We had an impressive Nordic walk yesterday (Saturday) to the Observatory and back. Everyone was on fine form and the 4.2km was easily achieved within the hour. This surprised quite a few people who, when they first started Nordic walking, would have struggled with this distance. It prompted a discussion about fitness which I thought I’d share with you.
Physical fitness comprises some key components: cardiovascular (cv) fitness; muscular strength and endurance; and flexibility. I would probably add core strength to this as well. We were discussing cv fitness (I will address the other components in later blogs). Essentially this is a measure of how well your heart is able to pump oxygenated blood to your body and how efficiently your body uses that oxygen.

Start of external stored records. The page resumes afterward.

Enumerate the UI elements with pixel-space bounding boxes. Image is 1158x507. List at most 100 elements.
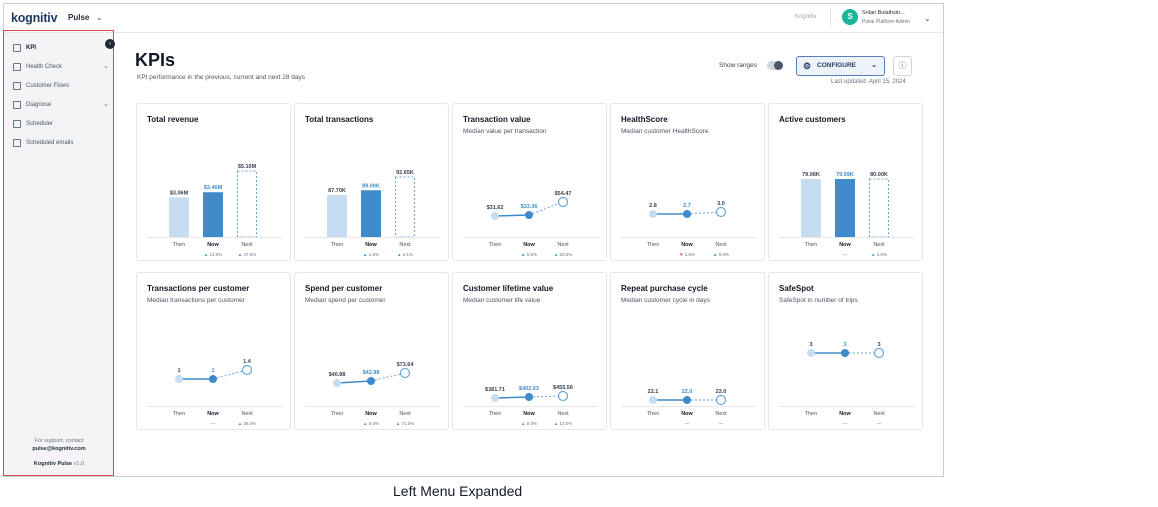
app-version: Kognitiv Pulse v1.0 [4, 461, 114, 467]
bar-then [327, 195, 347, 237]
sidebar-item-scheduled-emails[interactable]: Scheduled emails [11, 135, 111, 151]
change-indicator: — [685, 421, 690, 426]
period-label-next: Next [873, 242, 885, 248]
sidebar-item-label: Scheduled emails [26, 140, 74, 146]
period-label-then: Then [805, 242, 818, 248]
bar-value-label: 79.06K [802, 172, 820, 178]
period-label-then: Then [489, 411, 502, 417]
change-percent: 5.5% [525, 252, 537, 257]
period-label-now: Now [207, 411, 219, 417]
diagnose-icon [13, 101, 21, 109]
arrow-up-icon: ▲ [521, 421, 525, 426]
change-indicator: — [211, 421, 216, 426]
sidebar-item-scheduler[interactable]: Scheduler [11, 116, 111, 132]
card-title: Total transactions [305, 115, 374, 124]
image-caption: Left Menu Expanded [393, 483, 523, 499]
card-title: Customer lifetime value [463, 284, 554, 293]
kpi-chart: 79.06K 79.59K 80.00K Then Now — Next ▲ 1.0% [779, 172, 914, 257]
period-label-next: Next [241, 242, 253, 248]
kpi-card-total-transactions[interactable]: Total transactions 87.70K 89.00K 92.65K Then… [294, 103, 449, 261]
kpi-card-customer-lifetime-value[interactable]: Customer lifetime value Median customer l… [452, 272, 607, 430]
kpi-card-total-revenue[interactable]: Total revenue $3.06M $3.46M $5.10M Then Now ▲ … [136, 103, 291, 261]
configure-button[interactable]: ⚙ CONFIGURE ⌄ [796, 56, 885, 76]
highlight-outline [3, 30, 114, 476]
chevron-down-icon[interactable]: ⌄ [96, 13, 103, 22]
point-value-label: 22.0 [716, 389, 727, 395]
point-now [209, 375, 217, 383]
mail-icon [13, 139, 21, 147]
chevron-down-icon[interactable]: ⌄ [103, 63, 109, 70]
toggle-knob [774, 61, 783, 70]
kpi-card-healthscore[interactable]: HealthScore Median customer HealthScore 2.… [610, 103, 765, 261]
period-label-now: Now [681, 242, 693, 248]
user-name[interactable]: Srilan Bulathsin... [862, 10, 905, 16]
bar-value-label: 79.59K [836, 172, 854, 178]
point-value-label: $31.62 [487, 205, 504, 211]
point-now [683, 396, 691, 404]
card-title: Spend per customer [305, 284, 383, 293]
point-value-label: $54.47 [555, 191, 572, 197]
version-name: Kognitiv Pulse [33, 461, 73, 467]
period-label-now: Now [365, 411, 377, 417]
period-label-now: Now [681, 411, 693, 417]
change-indicator: — [877, 421, 882, 426]
kognitiv-logo[interactable]: kognitiv [11, 11, 58, 25]
change-percent: 5.0% [525, 421, 537, 426]
card-subtitle: Median customer life value [463, 297, 541, 304]
page-title: KPIs [135, 50, 176, 70]
period-label-then: Then [173, 411, 186, 417]
support-info: For support, contact pulse@kognitiv.com [4, 437, 114, 453]
change-percent: 1.6% [683, 252, 695, 257]
product-switcher[interactable]: Pulse [68, 13, 90, 22]
avatar[interactable]: S [842, 9, 858, 25]
bar-value-label: $3.46M [204, 185, 223, 191]
card-title: Active customers [779, 115, 846, 124]
card-subtitle: Median customer HealthScore [621, 128, 709, 135]
point-next [557, 390, 569, 402]
point-value-label: 2.8 [649, 203, 657, 209]
collapse-sidebar-icon[interactable]: ‹ [105, 39, 115, 49]
sidebar-item-label: Customer Flows [26, 83, 70, 89]
period-label-next: Next [241, 411, 253, 417]
bar-value-label: $5.10M [238, 164, 257, 170]
sidebar-item-kpi[interactable]: KPI [11, 40, 111, 56]
kpi-chart: 22.1 22.0 22.0 Then Now — Next — [621, 389, 756, 426]
arrow-up-icon: ▲ [363, 252, 367, 257]
kpi-card-repeat-purchase-cycle[interactable]: Repeat purchase cycle Median customer cyc… [610, 272, 765, 430]
kpi-card-spend-per-customer[interactable]: Spend per customer Median spend per custo… [294, 272, 449, 430]
trend-line-projection [686, 211, 722, 215]
info-button[interactable]: ⓘ [893, 56, 912, 76]
change-percent: 9.0% [717, 252, 729, 257]
user-menu-chevron-icon[interactable]: ⌄ [924, 14, 931, 23]
point-value-label: $33.36 [521, 204, 538, 210]
change-indicator: ▲ 5.0% [521, 421, 537, 426]
arrow-up-icon: ▲ [204, 252, 208, 257]
sidebar-item-diagnose[interactable]: Diagnose ⌄ [11, 97, 111, 113]
point-value-label: 1 [211, 368, 214, 374]
point-next [715, 394, 727, 406]
kpi-card-transactions-per-customer[interactable]: Transactions per customer Median transact… [136, 272, 291, 430]
flows-icon [13, 82, 21, 90]
kpi-card-active-customers[interactable]: Active customers 79.06K 79.59K 80.00K Then No… [768, 103, 923, 261]
support-email-link[interactable]: pulse@kognitiv.com [32, 446, 86, 452]
health-icon [13, 63, 21, 71]
point-next [715, 206, 727, 218]
card-subtitle: Median customer cycle in days [621, 297, 710, 304]
chevron-down-icon[interactable]: ⌄ [103, 101, 109, 108]
card-subtitle: Median spend per customer [305, 297, 386, 304]
change-indicator: ▲ 13.0% [204, 252, 222, 257]
show-ranges-toggle[interactable] [767, 61, 783, 70]
kpi-card-transaction-value[interactable]: Transaction value Median value per transa… [452, 103, 607, 261]
sidebar-item-customer-flows[interactable]: Customer Flows [11, 78, 111, 94]
period-label-then: Then [331, 242, 344, 248]
period-label-now: Now [365, 242, 377, 248]
kpi-chart: $3.06M $3.46M $5.10M Then Now ▲ 13.0% Next ▲ 47… [147, 164, 282, 257]
point-value-label: 2.7 [683, 203, 691, 209]
arrow-up-icon: ▲ [363, 421, 367, 426]
bar-value-label: 87.70K [328, 188, 346, 194]
kpi-card-safespot[interactable]: SafeSpot SafeSpot in number of trips 3 3 3 Th… [768, 272, 923, 430]
sidebar-item-health-check[interactable]: Health Check ⌄ [11, 59, 111, 75]
bar-value-label: 80.00K [870, 172, 888, 178]
org-name: Kognitiv [795, 14, 817, 20]
arrow-up-icon: ▲ [554, 252, 558, 257]
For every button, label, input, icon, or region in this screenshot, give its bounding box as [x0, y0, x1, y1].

Having good cv fitness has many health benefits. For example, it decreases your risk of heart diseases, stroke, high blood pressure, diabetes and other diseases. It is best improved by activities which employ large muscle groups working dynamically. Nordic walking is a perfect example of this as it uses both your upper and lower body muscles to propel you forwards.

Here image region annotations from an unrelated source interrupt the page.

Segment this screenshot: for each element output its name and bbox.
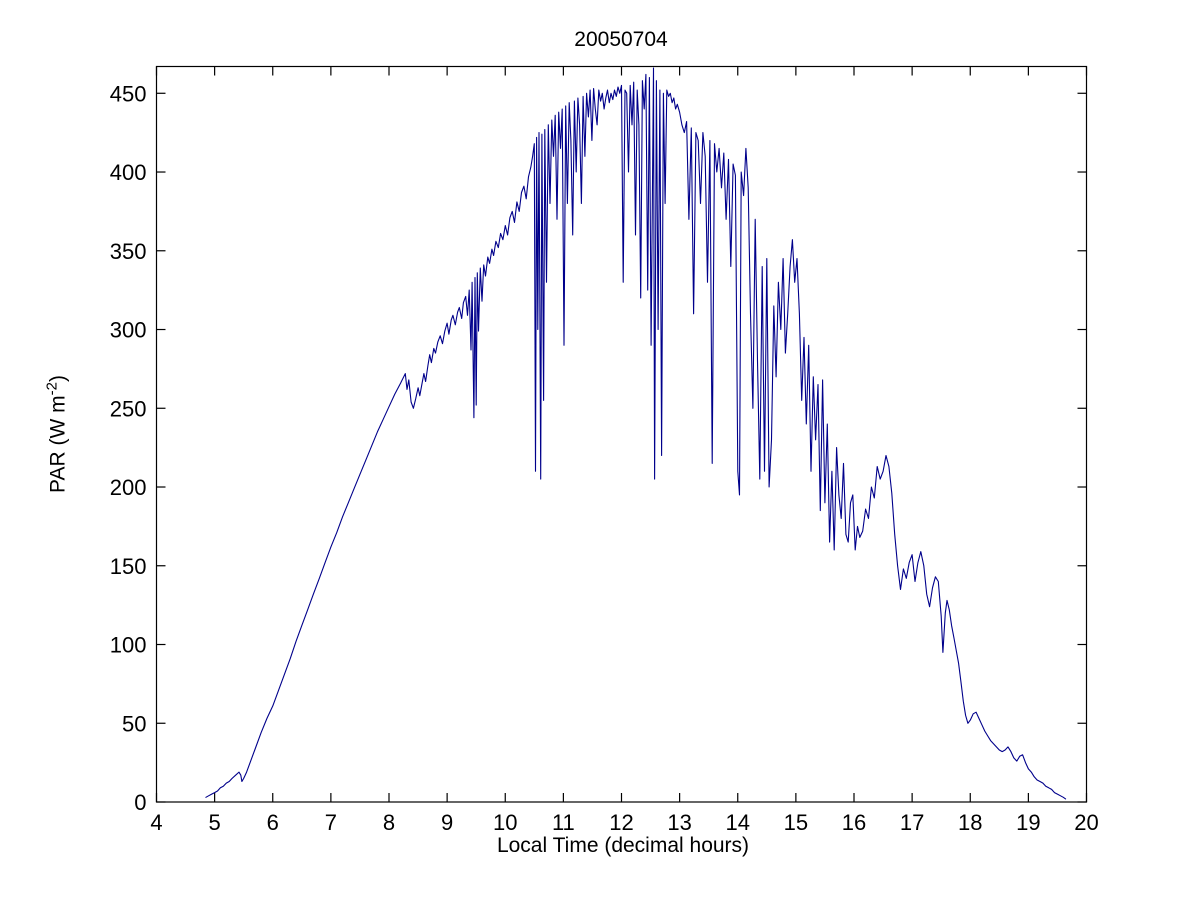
- y-axis-label-close: ): [46, 375, 70, 383]
- y-tick-label: 400: [110, 160, 147, 185]
- x-tick-label: 19: [1016, 810, 1040, 835]
- x-tick-label: 16: [842, 810, 866, 835]
- x-tick-label: 8: [383, 810, 395, 835]
- x-tick-label: 20: [1074, 810, 1098, 835]
- par-data-line: [205, 67, 1067, 800]
- x-tick-label: 17: [900, 810, 924, 835]
- x-axis-label: Local Time (decimal hours): [496, 834, 750, 857]
- x-tick-label: 9: [441, 810, 453, 835]
- x-tick-label: 18: [958, 810, 982, 835]
- chart-title: 20050704: [574, 28, 668, 51]
- y-tick-label: 0: [134, 790, 146, 815]
- x-tick-label: 14: [726, 810, 750, 835]
- y-tick-label: 450: [110, 81, 147, 106]
- y-axis-label: PAR (W m-2): [44, 375, 71, 493]
- y-tick-label: 50: [122, 711, 146, 736]
- x-tick-label: 6: [267, 810, 279, 835]
- y-axis-label-exponent: -2: [43, 382, 61, 396]
- x-tick-label: 4: [150, 810, 162, 835]
- x-tick-label: 15: [784, 810, 808, 835]
- y-tick-label: 350: [110, 239, 147, 264]
- y-tick-label: 200: [110, 475, 147, 500]
- x-tick-label: 7: [325, 810, 337, 835]
- x-tick-label: 10: [493, 810, 517, 835]
- y-axis-label-text: PAR (W m: [46, 395, 70, 493]
- y-tick-label: 250: [110, 396, 147, 421]
- x-tick-label: 13: [667, 810, 691, 835]
- y-tick-label: 300: [110, 318, 147, 343]
- x-tick-label: 5: [209, 810, 221, 835]
- axes-frame: [155, 65, 1088, 803]
- x-tick-label: 12: [609, 810, 633, 835]
- y-tick-label: 150: [110, 554, 147, 579]
- y-tick-label: 100: [110, 633, 147, 658]
- axis-tick-labels: 4 5 6 7 8 9 10 11 12 13 14 15 16 17 18 19 20050100150200…: [110, 81, 1099, 835]
- axis-ticks: [155, 66, 1088, 803]
- x-tick-label: 11: [552, 810, 575, 835]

Just by Nordic walking you will be increasing your physical fitness in general and your cv fitness in particular. The heart is like any other muscle – it becomes stronger and more efficient the more it is used and worked. Walking in a group has added advantages. You may well end up walking more quickly than you would if you were just out by yourself and there is that extra dimension of the hills. Fast walking and hill walking are both aspects of interval training, one of the most widely used and efficient ways of increasing cv fitness and speed. My key tip when it comes to hills and increasing your cv fitness is ‘don’t stop at the top’! Even if you have pushed yourself up the hill (and I hope you will have), try and keep going for a bit after the top before you stop and have a rest. You will be surprised how well your body recovers and it will result in impressive gains in your cv fitness.